10ª- Exemplos conhecidos desses centros comerciais são os muito conhecidos Shoping Center Brasília e Dallas na Cidade do Porto
11ª- Shoping Center Amoreiras na cidade de Lisboa.
12ª- E um sem número mais de centros comerciais de pequena, médio e grande dimensão que proliferaram por todo o País nas décadas de 80 e 90.
13ª- Ora os serviços de limpeza contratados pelas administrações desses Centros Comerciais, são destinados em exclusivo ao comércio.
14ª- Todos estes exemplos, sobejamente conhecidos, são exemplos de prédios constituídos em propriedade horizontal em que a administração de condomínio contrata serviços, não como um simples particular, mas para os destinar a uma actividade comercial.

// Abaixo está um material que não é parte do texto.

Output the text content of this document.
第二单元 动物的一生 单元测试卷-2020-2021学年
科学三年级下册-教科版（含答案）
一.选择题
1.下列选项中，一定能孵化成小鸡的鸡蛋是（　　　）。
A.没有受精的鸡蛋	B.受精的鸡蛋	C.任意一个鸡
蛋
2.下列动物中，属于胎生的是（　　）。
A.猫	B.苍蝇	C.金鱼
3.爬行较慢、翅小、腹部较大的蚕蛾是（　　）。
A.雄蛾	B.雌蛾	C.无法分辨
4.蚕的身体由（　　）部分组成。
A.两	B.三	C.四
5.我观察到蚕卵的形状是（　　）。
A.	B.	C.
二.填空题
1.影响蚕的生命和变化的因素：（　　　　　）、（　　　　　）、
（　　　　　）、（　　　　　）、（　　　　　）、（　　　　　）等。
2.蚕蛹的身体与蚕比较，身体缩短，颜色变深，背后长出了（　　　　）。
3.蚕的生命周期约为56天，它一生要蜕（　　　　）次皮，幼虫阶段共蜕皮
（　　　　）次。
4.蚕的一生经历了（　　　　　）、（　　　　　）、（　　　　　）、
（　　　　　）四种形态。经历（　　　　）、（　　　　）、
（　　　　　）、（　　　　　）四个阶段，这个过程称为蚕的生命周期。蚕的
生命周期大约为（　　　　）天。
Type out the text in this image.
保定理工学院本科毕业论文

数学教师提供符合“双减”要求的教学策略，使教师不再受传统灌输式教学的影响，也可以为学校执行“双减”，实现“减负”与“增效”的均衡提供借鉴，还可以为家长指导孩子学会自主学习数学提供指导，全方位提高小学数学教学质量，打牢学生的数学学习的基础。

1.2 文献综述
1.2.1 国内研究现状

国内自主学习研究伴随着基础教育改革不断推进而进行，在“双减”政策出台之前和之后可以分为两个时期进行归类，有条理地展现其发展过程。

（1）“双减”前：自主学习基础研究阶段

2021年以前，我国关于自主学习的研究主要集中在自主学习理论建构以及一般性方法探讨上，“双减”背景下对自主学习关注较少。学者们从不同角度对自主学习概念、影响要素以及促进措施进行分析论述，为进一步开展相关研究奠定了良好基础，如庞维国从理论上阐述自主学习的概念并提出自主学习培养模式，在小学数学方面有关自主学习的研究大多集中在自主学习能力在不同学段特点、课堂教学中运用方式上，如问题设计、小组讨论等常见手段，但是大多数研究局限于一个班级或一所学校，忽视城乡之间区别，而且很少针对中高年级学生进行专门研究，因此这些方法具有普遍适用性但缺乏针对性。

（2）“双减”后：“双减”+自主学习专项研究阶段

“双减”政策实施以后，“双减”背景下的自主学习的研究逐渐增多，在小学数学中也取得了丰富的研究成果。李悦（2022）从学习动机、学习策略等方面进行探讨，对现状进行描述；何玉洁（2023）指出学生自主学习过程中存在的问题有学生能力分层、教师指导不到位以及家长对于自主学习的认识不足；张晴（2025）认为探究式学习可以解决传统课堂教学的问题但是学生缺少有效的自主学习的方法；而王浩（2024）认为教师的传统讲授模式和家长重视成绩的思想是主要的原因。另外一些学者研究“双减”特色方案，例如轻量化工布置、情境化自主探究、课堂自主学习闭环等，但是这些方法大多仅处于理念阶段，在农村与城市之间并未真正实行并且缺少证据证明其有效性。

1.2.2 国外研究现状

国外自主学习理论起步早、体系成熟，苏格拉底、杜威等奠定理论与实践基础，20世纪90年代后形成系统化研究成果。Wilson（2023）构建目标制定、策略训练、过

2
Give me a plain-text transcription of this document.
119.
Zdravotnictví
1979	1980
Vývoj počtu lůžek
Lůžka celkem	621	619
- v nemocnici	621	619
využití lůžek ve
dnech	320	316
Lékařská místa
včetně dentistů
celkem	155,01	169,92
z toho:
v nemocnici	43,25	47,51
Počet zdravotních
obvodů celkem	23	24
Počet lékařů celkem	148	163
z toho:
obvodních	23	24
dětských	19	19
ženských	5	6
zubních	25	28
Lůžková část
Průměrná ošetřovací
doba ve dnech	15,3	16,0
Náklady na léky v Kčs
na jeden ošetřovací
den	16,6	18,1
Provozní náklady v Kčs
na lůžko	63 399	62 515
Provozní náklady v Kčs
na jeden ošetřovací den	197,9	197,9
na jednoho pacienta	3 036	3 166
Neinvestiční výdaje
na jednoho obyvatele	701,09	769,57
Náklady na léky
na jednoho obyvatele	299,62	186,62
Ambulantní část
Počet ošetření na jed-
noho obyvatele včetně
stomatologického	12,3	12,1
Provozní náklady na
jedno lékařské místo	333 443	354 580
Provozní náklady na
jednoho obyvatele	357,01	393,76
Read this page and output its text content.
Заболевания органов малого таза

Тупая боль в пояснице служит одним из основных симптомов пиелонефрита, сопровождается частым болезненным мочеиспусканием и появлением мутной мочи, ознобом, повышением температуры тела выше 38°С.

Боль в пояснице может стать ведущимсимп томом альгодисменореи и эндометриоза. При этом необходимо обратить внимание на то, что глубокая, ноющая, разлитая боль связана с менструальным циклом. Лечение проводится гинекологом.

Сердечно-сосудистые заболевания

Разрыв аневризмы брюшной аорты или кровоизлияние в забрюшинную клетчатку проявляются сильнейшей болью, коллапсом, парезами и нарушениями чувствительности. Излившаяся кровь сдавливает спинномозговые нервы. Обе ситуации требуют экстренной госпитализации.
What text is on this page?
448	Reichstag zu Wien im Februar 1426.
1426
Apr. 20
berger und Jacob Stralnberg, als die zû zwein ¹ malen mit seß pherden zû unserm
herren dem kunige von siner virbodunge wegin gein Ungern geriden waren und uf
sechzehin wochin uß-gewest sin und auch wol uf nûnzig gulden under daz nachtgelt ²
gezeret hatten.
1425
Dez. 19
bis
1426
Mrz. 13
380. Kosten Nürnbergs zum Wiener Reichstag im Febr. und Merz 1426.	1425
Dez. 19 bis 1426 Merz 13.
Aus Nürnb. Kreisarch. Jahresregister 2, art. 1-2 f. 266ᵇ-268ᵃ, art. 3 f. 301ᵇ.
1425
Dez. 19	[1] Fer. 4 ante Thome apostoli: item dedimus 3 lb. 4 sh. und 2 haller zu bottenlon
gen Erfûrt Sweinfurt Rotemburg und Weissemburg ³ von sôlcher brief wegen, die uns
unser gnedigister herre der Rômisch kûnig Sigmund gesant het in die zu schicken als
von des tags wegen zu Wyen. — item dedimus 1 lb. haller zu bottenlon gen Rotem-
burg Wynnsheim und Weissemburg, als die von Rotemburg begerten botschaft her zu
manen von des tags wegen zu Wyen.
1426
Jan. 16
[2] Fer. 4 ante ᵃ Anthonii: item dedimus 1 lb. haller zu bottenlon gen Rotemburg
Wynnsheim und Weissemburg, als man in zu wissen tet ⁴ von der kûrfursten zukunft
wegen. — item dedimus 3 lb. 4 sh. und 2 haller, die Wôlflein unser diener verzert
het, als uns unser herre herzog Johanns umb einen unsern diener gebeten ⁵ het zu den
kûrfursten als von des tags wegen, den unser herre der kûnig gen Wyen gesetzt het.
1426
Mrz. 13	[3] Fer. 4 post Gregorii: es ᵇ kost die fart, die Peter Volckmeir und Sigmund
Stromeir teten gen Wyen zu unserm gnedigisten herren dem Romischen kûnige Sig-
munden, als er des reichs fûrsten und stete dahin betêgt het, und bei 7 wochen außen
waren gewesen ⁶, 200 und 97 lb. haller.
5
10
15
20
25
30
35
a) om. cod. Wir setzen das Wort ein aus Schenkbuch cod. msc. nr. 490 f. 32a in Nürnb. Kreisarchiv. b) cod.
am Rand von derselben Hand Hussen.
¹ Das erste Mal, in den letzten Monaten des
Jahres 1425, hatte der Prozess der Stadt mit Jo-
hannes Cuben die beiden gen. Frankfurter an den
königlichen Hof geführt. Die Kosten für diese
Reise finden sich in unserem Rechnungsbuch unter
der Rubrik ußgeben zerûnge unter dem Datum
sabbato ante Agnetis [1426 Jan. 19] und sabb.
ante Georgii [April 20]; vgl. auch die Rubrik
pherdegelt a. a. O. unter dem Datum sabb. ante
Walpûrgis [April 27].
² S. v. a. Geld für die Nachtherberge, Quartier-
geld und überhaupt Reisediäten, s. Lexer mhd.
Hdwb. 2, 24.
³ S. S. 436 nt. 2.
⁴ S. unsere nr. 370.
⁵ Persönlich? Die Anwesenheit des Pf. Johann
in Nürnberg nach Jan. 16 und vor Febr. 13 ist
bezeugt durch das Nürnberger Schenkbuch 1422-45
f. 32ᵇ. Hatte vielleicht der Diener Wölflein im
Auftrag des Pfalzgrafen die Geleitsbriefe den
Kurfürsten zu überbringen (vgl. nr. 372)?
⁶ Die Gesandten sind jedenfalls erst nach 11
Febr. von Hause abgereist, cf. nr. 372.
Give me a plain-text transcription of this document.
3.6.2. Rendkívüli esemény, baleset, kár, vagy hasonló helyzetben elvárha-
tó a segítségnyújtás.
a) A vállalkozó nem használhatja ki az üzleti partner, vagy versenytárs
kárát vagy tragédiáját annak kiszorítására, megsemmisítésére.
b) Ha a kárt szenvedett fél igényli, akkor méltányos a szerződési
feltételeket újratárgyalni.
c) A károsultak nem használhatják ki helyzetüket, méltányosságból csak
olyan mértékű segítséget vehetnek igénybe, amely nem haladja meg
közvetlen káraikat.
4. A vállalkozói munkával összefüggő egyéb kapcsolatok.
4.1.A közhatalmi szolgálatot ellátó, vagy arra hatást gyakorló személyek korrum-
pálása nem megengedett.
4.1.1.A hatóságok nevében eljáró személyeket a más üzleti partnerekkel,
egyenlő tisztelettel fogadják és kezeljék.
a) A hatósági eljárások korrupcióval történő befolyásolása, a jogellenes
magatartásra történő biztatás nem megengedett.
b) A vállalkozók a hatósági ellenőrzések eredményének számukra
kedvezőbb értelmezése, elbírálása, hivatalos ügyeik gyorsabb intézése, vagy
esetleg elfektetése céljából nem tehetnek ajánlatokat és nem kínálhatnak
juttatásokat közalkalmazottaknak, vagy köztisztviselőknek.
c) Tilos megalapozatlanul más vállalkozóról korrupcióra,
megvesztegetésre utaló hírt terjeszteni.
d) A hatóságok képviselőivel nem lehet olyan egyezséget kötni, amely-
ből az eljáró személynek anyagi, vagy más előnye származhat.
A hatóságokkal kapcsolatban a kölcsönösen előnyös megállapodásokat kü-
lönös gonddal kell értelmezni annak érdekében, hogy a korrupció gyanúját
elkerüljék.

15ª- Pelo que não se pode considerar, sem mais, e como facto notório que os serviços de limpeza contratados por um condomínio sejam de não comerciante.
16ª- Na vida quotidiana, os condomínios praticam actos de comércio.
17ª- Mesmo não considerando o exemplo flagrante dos centros comercial constituídos em propriedade horizontal, é normal e correntes muitos prédios (constituídos em propriedade horizontal) terem uma parte habitacional e uma parte denominada comercial, onde existem lojas, normalmente situadas nos pisos térreos.
18ª- Nas denominadas partes comerciais onde só existem loja, o condomínio contrata a limpeza desses espaços.
19ª- Ora esse contrato não pode deixar de se considerar como um acto de comércio.
20ª- Relembrando aqui o que dispõe o artigo 1° do Código Comercial: “A lei comercial rege os actos de comércio sejam ou não comerciantes as pessoas que nele intervêm”.
21ª- Dispõem ainda o artigo 7° do Cód. Comercial que: “Toda a pessoa, nacional ou estrangeira, que for civilmente capaz de se obrigar, poderá praticar actos de comércio …
22ª- Ora dúvidas não podem existir que um condomínio é civilmente capaz de, logo pode praticar actos comerciais.
23ª- Logo, e salvo mais uma vez o devido respeito, errou o douto acórdão ao considerar que resulta da natureza jurídico-legal de um condomínio que o mesmo não é comerciante.
24ª- No caso em apreço não sabemos se o Condomínio BB é apenas um condomínio habitacional, ou se é um condomínio exclusivamente de lojas, ou se tem parte comercial e parte habitacional.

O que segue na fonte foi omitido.